Naar het oordeel van de rechtbank bevat het dossier onvoldoende aanknopingspunten om te kunnen spreken van het medeplegen van telen, bereiden, bewerken en verwerken van hennepplanten en hennepstekken, zodat verdachte van die onderdelen zal worden vrijgesproken.
Feit 2
Uit de aangifte van [aangever] blijkt dat ten behoeve van de hennepkwekerij gedurende enige tijd op illegale wijze elektriciteit van het net is afgenomen.
De rechtbank is met de officier van justitie en de verdediging van oordeel dat niet kan worden bewezen dat verdachte van de diefstal van die elektriciteit wist en daarbij betrokken is geweest, zodat hij van dit feit wordt vrijgesproken.
4.4
De bewezenverklaring
De rechtbank acht wettig en overtuigend bewezen dat verdachte
1.
op 14 oktober 2015 te Fijnaart, gemeente Moerdijk, tezamen en in vereniging met anderen opzettelijk aanwezig heeft gehad (in een pand aan de [adres 1] ) 923 hennepplanten en 420 hennepstekken, zijnde hennep, een middel vermeld op de bij de Opiumwet behorende lijst II.
De rechtbank acht niet bewezen hetgeen meer of anders is ten laste gelegd. Verdachte zal daarvan worden vrijgesproken.

5.De strafbaarheid

Er zijn geen feiten of omstandigheden aannemelijk geworden die de strafbaarheid van de feiten uitsluiten. Dit levert de in de beslissing genoemde strafbare feiten op.
Verdachte is strafbaar, omdat niet is gebleken van een omstandigheid die zijn strafbaarheid uitsluit.

6.De strafoplegging

6.1
De vordering van de officier van justitie
De officier van justitie vordert aan verdachte op te leggen een gevangenisstraf voor de duur van 33 dagen, waarvan 30 dagen voorwaardelijk, met aftrek van voorarrest, met een proeftijd van 2 jaren alsmede een geldboete ter hoogte van € 5.000,-, subsidiair 60 dagen vervangende hechtenis.
6.2
Het standpunt van de verdediging
De verdediging verzoekt rekening te houden met de omstandigheden dat verdachte medische problemen heeft, dat hij mantelzorger is voor zijn moeder is en dat om het weekend zijn zoon bij hem verblijft. Zijn echtgenote woont op dit moment in Brazilië omdat zijn schoonouders ziek zijn. De verdediging bepleit primair tot oplegging van een voorwaardelijke straf, subsidiair tot oplegging van een taakstraf. De oplegging van een geldboete is volgens de verdediging een verkapte ontnemingsvordering en gelet op de hoogte van de WAO-uitkering niet mogelijk omdat van dit bedrag ook de onderhoudskosten van zijn kind en echtgenote moeten worden voldaan en er dan niets meer resteert.
6.3
Het oordeel van de rechtbank
Verdachte heeft zich schuldig gemaakt aan het medeplegen van het aanwezig hebben van een grote hoeveelheid hennepplanten en hennepstekken.

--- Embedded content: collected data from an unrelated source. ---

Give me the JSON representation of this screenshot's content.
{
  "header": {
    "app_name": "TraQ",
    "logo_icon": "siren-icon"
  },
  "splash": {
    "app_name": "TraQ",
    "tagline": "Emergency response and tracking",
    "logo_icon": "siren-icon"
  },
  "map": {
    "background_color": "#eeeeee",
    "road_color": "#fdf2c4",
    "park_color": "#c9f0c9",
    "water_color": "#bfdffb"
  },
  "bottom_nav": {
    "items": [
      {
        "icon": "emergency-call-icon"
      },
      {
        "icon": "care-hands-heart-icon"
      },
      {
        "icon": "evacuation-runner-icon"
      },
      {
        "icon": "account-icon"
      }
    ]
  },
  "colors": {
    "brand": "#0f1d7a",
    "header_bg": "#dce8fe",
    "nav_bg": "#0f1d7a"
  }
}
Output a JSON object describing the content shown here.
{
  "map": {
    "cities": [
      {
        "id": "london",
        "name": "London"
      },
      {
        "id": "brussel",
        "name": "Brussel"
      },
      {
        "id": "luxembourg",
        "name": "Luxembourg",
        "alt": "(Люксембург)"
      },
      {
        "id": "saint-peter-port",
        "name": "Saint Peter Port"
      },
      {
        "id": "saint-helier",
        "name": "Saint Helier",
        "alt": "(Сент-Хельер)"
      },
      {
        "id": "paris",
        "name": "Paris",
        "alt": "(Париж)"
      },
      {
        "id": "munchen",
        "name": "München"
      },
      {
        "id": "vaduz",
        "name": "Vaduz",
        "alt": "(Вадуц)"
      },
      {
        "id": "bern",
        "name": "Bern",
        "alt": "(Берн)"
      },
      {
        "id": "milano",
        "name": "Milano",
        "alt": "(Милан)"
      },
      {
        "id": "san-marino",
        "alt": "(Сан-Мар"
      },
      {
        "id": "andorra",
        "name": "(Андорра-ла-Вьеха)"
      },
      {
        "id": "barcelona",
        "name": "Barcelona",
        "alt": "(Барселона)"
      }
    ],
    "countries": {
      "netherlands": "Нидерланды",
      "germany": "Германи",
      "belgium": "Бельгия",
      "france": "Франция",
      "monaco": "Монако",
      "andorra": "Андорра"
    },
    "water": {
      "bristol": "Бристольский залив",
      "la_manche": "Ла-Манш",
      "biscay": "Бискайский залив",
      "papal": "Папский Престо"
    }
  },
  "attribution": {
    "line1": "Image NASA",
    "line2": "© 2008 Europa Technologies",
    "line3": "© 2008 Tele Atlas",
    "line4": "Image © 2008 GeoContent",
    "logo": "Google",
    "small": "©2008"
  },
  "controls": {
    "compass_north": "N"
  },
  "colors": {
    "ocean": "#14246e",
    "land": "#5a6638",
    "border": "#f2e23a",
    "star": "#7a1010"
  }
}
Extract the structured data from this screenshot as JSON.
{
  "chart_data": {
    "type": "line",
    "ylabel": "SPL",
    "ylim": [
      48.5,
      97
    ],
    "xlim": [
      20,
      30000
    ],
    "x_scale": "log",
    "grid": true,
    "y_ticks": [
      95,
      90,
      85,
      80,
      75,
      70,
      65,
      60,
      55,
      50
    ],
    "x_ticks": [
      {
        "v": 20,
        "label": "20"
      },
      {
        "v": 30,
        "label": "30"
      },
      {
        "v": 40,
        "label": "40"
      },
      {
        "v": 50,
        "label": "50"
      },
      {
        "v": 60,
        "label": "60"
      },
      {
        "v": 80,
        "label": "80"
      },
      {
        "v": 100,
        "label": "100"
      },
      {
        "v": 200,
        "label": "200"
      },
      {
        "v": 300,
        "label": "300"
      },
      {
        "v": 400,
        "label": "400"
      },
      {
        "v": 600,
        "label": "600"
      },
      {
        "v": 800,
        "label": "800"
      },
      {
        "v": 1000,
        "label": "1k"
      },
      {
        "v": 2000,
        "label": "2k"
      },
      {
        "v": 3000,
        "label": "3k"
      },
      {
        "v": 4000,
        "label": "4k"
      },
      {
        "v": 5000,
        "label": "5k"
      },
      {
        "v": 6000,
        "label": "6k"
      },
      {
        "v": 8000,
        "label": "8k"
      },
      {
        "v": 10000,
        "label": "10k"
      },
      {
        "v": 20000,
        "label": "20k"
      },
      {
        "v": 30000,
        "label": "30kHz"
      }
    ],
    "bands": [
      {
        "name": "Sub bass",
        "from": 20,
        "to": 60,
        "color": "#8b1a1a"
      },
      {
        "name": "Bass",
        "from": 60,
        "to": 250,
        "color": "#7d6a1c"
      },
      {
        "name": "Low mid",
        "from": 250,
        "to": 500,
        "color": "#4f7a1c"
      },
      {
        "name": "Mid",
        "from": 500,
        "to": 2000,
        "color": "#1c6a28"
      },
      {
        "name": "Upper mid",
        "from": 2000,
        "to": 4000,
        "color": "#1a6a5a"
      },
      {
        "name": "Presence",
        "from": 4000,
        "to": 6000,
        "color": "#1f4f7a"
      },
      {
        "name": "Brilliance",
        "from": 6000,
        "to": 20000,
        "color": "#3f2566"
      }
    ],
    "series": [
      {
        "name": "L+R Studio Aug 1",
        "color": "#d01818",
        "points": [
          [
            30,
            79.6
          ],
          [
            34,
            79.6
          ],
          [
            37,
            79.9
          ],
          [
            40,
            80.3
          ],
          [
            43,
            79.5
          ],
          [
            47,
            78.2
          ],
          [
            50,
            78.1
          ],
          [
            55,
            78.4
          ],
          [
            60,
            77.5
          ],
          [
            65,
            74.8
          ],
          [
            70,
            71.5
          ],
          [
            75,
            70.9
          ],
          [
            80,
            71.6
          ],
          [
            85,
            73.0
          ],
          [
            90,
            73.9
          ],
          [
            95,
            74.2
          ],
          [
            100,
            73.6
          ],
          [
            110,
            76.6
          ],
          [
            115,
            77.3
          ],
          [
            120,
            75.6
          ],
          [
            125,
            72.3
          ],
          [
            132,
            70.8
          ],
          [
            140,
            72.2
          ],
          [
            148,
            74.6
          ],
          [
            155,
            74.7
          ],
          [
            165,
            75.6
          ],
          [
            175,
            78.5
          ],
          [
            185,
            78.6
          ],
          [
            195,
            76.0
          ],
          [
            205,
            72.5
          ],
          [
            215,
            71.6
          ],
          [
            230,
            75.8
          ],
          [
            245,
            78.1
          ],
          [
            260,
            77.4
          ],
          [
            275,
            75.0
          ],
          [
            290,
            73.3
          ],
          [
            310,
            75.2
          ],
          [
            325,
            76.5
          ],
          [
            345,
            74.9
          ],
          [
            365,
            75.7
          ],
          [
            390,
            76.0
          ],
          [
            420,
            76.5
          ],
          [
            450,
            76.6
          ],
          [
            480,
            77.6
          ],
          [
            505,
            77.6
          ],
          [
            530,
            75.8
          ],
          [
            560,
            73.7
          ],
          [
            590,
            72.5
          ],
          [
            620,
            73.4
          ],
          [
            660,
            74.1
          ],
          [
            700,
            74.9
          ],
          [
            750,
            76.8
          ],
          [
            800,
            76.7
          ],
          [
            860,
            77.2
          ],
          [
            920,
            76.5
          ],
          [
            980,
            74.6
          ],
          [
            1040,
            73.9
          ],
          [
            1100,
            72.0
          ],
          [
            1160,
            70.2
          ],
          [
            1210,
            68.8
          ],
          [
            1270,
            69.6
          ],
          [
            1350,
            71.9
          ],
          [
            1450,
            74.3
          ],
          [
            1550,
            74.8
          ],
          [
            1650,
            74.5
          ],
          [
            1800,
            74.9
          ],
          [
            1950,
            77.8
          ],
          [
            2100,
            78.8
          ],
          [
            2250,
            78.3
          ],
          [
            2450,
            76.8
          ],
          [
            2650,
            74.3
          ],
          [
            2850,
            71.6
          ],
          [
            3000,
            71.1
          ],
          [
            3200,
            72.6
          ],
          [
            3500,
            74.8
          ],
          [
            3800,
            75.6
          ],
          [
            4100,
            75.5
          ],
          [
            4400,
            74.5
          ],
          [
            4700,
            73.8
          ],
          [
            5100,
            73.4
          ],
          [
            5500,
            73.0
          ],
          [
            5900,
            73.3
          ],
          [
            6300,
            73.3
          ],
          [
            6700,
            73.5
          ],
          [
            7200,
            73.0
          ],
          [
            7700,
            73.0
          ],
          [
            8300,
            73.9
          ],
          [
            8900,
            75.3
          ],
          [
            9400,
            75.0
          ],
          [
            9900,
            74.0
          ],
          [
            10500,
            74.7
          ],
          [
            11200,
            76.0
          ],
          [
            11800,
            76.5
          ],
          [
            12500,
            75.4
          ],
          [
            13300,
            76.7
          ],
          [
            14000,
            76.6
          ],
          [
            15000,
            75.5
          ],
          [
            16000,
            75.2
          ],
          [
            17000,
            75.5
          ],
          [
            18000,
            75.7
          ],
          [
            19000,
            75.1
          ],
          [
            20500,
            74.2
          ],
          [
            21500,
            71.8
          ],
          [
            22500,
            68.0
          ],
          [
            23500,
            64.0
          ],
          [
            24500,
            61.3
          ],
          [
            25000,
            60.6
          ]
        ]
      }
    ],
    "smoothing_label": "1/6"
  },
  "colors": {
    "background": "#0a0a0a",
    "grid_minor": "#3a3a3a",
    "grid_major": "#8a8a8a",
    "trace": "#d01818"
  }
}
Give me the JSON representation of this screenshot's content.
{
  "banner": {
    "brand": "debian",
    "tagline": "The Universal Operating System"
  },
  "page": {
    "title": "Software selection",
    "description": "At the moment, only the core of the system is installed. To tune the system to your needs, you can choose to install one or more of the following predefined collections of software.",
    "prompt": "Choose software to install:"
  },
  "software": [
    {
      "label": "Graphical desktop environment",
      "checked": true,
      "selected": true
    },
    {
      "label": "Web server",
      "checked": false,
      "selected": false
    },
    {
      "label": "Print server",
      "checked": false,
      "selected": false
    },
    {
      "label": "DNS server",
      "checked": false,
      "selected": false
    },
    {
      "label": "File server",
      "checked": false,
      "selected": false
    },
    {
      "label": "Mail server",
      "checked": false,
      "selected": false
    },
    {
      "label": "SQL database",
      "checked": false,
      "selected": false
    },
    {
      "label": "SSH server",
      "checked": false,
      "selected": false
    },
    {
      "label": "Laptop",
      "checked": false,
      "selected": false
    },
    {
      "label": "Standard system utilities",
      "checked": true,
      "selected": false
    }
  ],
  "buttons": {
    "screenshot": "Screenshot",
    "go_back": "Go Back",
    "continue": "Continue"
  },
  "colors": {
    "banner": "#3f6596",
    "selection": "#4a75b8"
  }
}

Het gebruik van softdrugs veroorzaakt schade voor de maatschappij. Softdrugs zijn stoffen die bij langdurig gebruik kunnen leiden tot schade voor de gezondheid. Dit is de reden dat de verstrekking van softdrugs aan banden is gelegd. Door de handelwijze van verdachte wordt dit restrictieve beleid doorkruist. Voorts zorgt de handel in softdrugs voor ernstige en overlastgevende criminaliteit. Verdachte heeft zich kennelijk om al deze gevolgen niet bekommerd.
Bij de bepaling van de straf neemt de rechtbank tot uitgangspunt de straffen die in soortgelijke zaken gewoonlijk worden opgelegd, neergelegd in de door de Landelijke Commissie voor Straftoemeting opgestelde oriëntatiepunten voor de straftoemeting. Hierbij dient te worden opgemerkt dat verdachte weliswaar juridisch is te duiden als medepleger, maar de rechtbank in strafmatigende zin rekening zal houden met de omstandigheid dat verdachte bij de uitvoering van het delict geen initiërende en/of leidinggevende rol heeft vervuld. Verdachte heeft slechts een ondergeschikte rol gehad in de hennepkwekerij.
Met betrekking tot de persoon van de verdachte heeft de rechtbank in het nadeel van verdachte rekening gehouden met de justitiële documentatie van verdachte d.d. 25 februari 2020, waaruit blijkt dat verdachte eerder is veroordeeld voor een Opiumwetdelict.
De rechtbank houdt ten slotte ten gunste van verdachte rekening met een forse overschrijding van de redelijke termijn, zoals genoemd in artikel 6 EVRM. Uitgangspunt is dat de behandeling van een strafzaak dient te zijn afgerond met een eindvonnis binnen 2 jaar nadat de op zijn redelijkheid te beoordelen termijn is aangevangen, tenzij sprake is van bijzondere omstandigheden. Van bijzondere omstandigheden is de rechtbank niet gebleken. Regel is dat overschrijding van de redelijke termijn wordt gecompenseerd door vermindering van de straf die zou zijn opgelegd indien de redelijke termijn niet zou zijn overschreden. Gelet op het arrest van de Hoge Raad van 17 juni 2008 (NJ 2008, 358), zal er bij de strafmaat rekening worden gehouden met de overschrijding van de redelijke termijn van bijna 2,5 jaar en een strafkorting worden toegepast die de rechtbank redelijk acht.
Alles afwegend is de rechtbank met de officier van justitie van oordeel dat het opleggen van een gevangenisstraf van 33 dagen, waarvan 30 dagen voorwaardelijk, met aftrek van voorarrest, passend is. De rechtbank ziet geen ruimte voor een andere of lichtere straf. Met het opleggen van een gedeeltelijk voorwaardelijke sanctie wordt beoogd verdachte ervan te weerhouden nieuwe strafbare feiten te plegen. Nu de rechtbank slechts het aanwezig hebben van hennepplanten en hennepstekken en niet ook het telen van hennep bewezen acht, legt zij een lagere straf op dan door de officier van justitie is gevorderd en laat zij het opleggen van een geldboete achterwege.

7.De benadeelde partij

De benadeelde partij [aangever] vordert een schadevergoeding van € 16.201,86 voor feit 2.
Verdachte is vrijgesproken van het feit waaruit de schade zou zijn ontstaan. De rechtbank zal daarom de benadeelde partij niet-ontvankelijk verklaren in de vordering.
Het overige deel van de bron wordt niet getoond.